Well, a funny thing happened on my way to Friday last week. I landed in the emergency room.
Before I go further: I’m fine. Except for having just lost a chunk of my life in medical la-la land, that is. It all left me with a new commitment to staying out of that place, and a reaffirmation of how amazing lots of doctors and nurses are.
I’m happy to say that on that particular day, I was relatively low maintenance for them. The biggest challenge I presented was a hairy chest that interfered with electrode sensors. Four different people tried to improve the situation—there was conductive gel, removal and replacement—and several “sorries” after they ripped off an adhesive electrode to replace it. I felt like Steve Carrell in that scene from The 40-Year-Old Virgin.
I got there at 7:30 a.m. It was a busy morning—I was told later the ER had 120 patients at one time and the hospital was nearly full. Those of us who were not in bad shape spent a lot of time on gurneys in the open corridor.
It was also one of the coldest days of the year, and there were at least five people who I judged to be homeless being treated as a result. A social worker was arranging for rides to shelters. Three of these patients were docile, but a couple were belligerent, drawing hospital security to the rescue.
One woman lay on a gurney under a pile of blankets and appeared not to move for hours. And then, she leapt up, butt naked except for a blanket she held over her head and back like a cape, yelling, “I have to pee, I have to pee.” She was assisted and she made it in time. But when she returned she was restless. “I have to call my mama!” She shouted it over and over again. Staff found her a cell phone—last I saw she was talking on it. It wasn’t clear there was anyone else on the other end, though.
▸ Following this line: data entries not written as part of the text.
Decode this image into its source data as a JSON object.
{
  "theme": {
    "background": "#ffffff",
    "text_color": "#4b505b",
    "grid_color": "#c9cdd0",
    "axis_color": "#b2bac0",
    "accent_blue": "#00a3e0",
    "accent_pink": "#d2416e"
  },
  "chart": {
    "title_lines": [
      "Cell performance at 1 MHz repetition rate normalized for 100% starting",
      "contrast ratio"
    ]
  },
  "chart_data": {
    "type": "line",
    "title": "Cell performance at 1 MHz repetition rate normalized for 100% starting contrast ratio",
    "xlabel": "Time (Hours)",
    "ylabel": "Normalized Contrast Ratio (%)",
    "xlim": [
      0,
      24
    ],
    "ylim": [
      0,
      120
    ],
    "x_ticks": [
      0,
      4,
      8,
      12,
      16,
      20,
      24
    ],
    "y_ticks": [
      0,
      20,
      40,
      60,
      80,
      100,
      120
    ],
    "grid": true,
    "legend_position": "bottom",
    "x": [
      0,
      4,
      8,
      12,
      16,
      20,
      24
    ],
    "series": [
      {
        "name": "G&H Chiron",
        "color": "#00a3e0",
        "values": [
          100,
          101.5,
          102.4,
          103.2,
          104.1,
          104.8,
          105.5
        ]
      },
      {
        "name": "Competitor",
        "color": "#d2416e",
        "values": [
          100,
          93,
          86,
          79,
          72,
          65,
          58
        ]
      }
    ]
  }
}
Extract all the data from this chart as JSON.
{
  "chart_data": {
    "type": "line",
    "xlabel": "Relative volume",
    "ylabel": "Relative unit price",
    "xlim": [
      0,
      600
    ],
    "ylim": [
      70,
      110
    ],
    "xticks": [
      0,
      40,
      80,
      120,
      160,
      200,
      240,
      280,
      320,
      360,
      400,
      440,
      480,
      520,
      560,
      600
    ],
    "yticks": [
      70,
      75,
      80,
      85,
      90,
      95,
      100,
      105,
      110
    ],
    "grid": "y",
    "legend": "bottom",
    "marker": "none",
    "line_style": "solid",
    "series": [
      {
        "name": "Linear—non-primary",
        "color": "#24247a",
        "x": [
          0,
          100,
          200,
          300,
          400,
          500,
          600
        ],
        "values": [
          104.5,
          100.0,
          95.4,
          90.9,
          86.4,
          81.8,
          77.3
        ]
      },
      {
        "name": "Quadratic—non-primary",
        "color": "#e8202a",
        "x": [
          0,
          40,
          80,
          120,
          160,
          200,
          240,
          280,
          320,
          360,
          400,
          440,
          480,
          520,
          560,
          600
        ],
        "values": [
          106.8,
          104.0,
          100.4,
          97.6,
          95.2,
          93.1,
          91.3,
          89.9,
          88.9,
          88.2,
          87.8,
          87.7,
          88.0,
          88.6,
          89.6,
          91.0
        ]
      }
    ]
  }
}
There were Chicago cops, one who gave a man in a sling a document with a hearing date—the man appeared to have been an assault victim. The officer wanted to be sure the victim showed up. There were Chicago Fire EMTs who’d brought people in on stretchers with backboards, straight from a car accident.
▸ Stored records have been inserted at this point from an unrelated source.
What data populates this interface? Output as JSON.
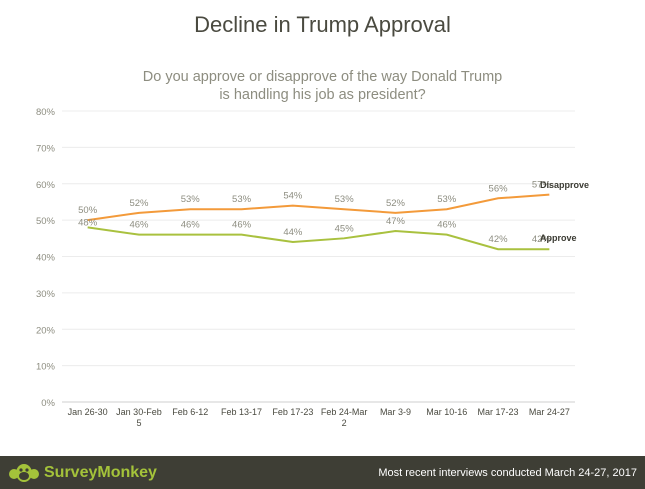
{
  "header": {
    "title": "Decline in Trump Approval",
    "subtitle_line1": "Do you approve or disapprove of the way Donald Trump",
    "subtitle_line2": "is handling his job as president?"
  },
  "chart_data": {
    "type": "line",
    "title": "Decline in Trump Approval",
    "subtitle": "Do you approve or disapprove of the way Donald Trump is handling his job as president?",
    "categories": [
      "Jan 26-30",
      "Jan 30-Feb 5",
      "Feb 6-12",
      "Feb 13-17",
      "Feb 17-23",
      "Feb 24-Mar 2",
      "Mar 3-9",
      "Mar 10-16",
      "Mar 17-23",
      "Mar 24-27"
    ],
    "category_labels": [
      [
        "Jan 26-30"
      ],
      [
        "Jan 30-Feb",
        "5"
      ],
      [
        "Feb 6-12"
      ],
      [
        "Feb 13-17"
      ],
      [
        "Feb 17-23"
      ],
      [
        "Feb 24-Mar",
        "2"
      ],
      [
        "Mar 3-9"
      ],
      [
        "Mar 10-16"
      ],
      [
        "Mar 17-23"
      ],
      [
        "Mar 24-27"
      ]
    ],
    "yticks": [
      "0%",
      "10%",
      "20%",
      "30%",
      "40%",
      "50%",
      "60%",
      "70%",
      "80%"
    ],
    "ylim": [
      0,
      80
    ],
    "grid": true,
    "legend": "end-of-line labels (right)",
    "series": [
      {
        "name": "Disapprove",
        "color": "#f39a3a",
        "values": [
          50,
          52,
          53,
          53,
          54,
          53,
          52,
          53,
          56,
          57
        ],
        "labels": [
          "50%",
          "52%",
          "53%",
          "53%",
          "54%",
          "53%",
          "52%",
          "53%",
          "56%",
          "57%"
        ]
      },
      {
        "name": "Approve",
        "color": "#a9c13f",
        "values": [
          48,
          46,
          46,
          46,
          44,
          45,
          47,
          46,
          42,
          42
        ],
        "labels": [
          "48%",
          "46%",
          "46%",
          "46%",
          "44%",
          "45%",
          "47%",
          "46%",
          "42%",
          "42%"
        ]
      }
    ]
  },
  "footer": {
    "brand": "SurveyMonkey",
    "note": "Most recent interviews conducted March 24-27, 2017",
    "logo_icon": "surveymonkey-logo-icon"
  }
}
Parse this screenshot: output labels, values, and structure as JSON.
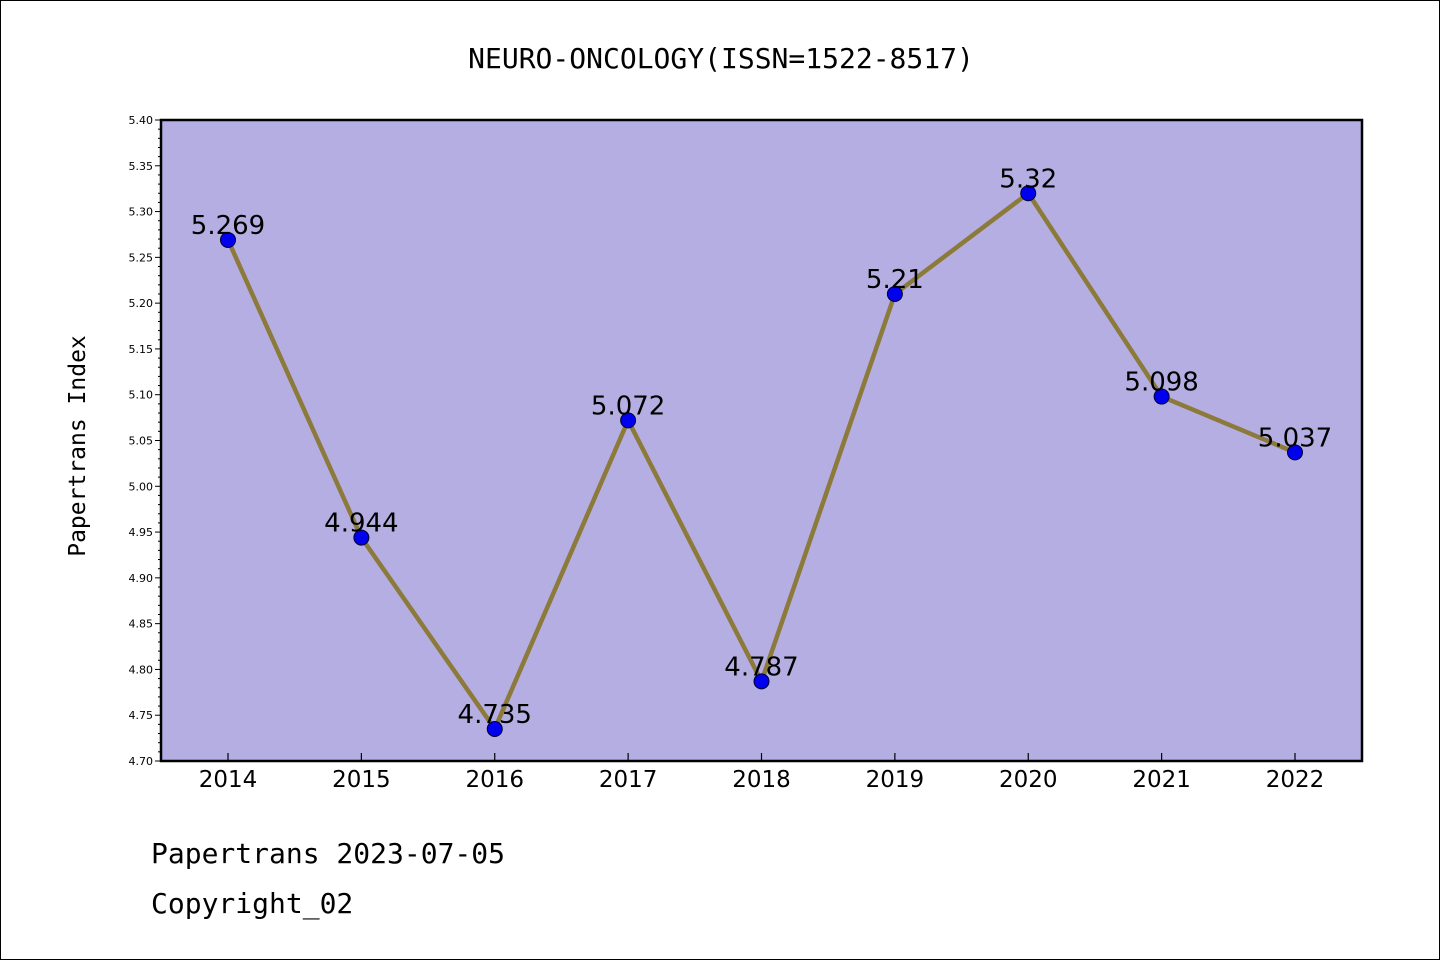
{
  "chart_data": {
    "type": "line",
    "title": "NEURO-ONCOLOGY(ISSN=1522-8517)",
    "xlabel": "",
    "ylabel": "Papertrans Index",
    "categories": [
      "2014",
      "2015",
      "2016",
      "2017",
      "2018",
      "2019",
      "2020",
      "2021",
      "2022"
    ],
    "series": [
      {
        "values": [
          5.269,
          4.944,
          4.735,
          5.072,
          4.787,
          5.21,
          5.32,
          5.098,
          5.037
        ],
        "data_labels": [
          "5.269",
          "4.944",
          "4.735",
          "5.072",
          "4.787",
          "5.21",
          "5.32",
          "5.098",
          "5.037"
        ],
        "line_color": "#8b7a3a",
        "marker_color": "#0000ee"
      }
    ],
    "ylim": [
      4.7,
      5.4
    ],
    "yticks": [
      "4.70",
      "4.75",
      "4.80",
      "4.85",
      "4.90",
      "4.95",
      "5.00",
      "5.05",
      "5.10",
      "5.15",
      "5.20",
      "5.25",
      "5.30",
      "5.35",
      "5.40"
    ],
    "grid": false,
    "legend": "none",
    "plot_background": "#b5aee2"
  },
  "footer": {
    "date_line": "Papertrans 2023-07-05",
    "copyright_line": "Copyright_02"
  }
}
One young man walked in under his own power, looking very pale. Our paths crossed again after we were brought in for treatment. He was suffering severe shaking in his hands and arms.
There was an elderly, indigent man who had fallen down some steps and separated his shoulder. Staff got him situated, took X-rays, and put in an IV. He was to get a CT scan. As happens in these circumstances, a long lull followed after that prep work was done. The man grew impatient, pulled out his IV, put his clothes back on, and somehow managed to head for the exit using his walker, grimacing in pain the whole time. He was intercepted and talked into staying.
That day was an exercise in managed chaos that made TV depictions look tame. Throughout, staff was mostly unflappable. Kind but firm, honest and caring.Some nurses were on 12-hour shifts, and I did about that much time in the ER myself.
I can’t say enough about the people who took care of me in the ER—the nurses, the docs, the people who wheeled me around from place to place.
But, like I said, I’m not planning on seeing any of them again anytime soon.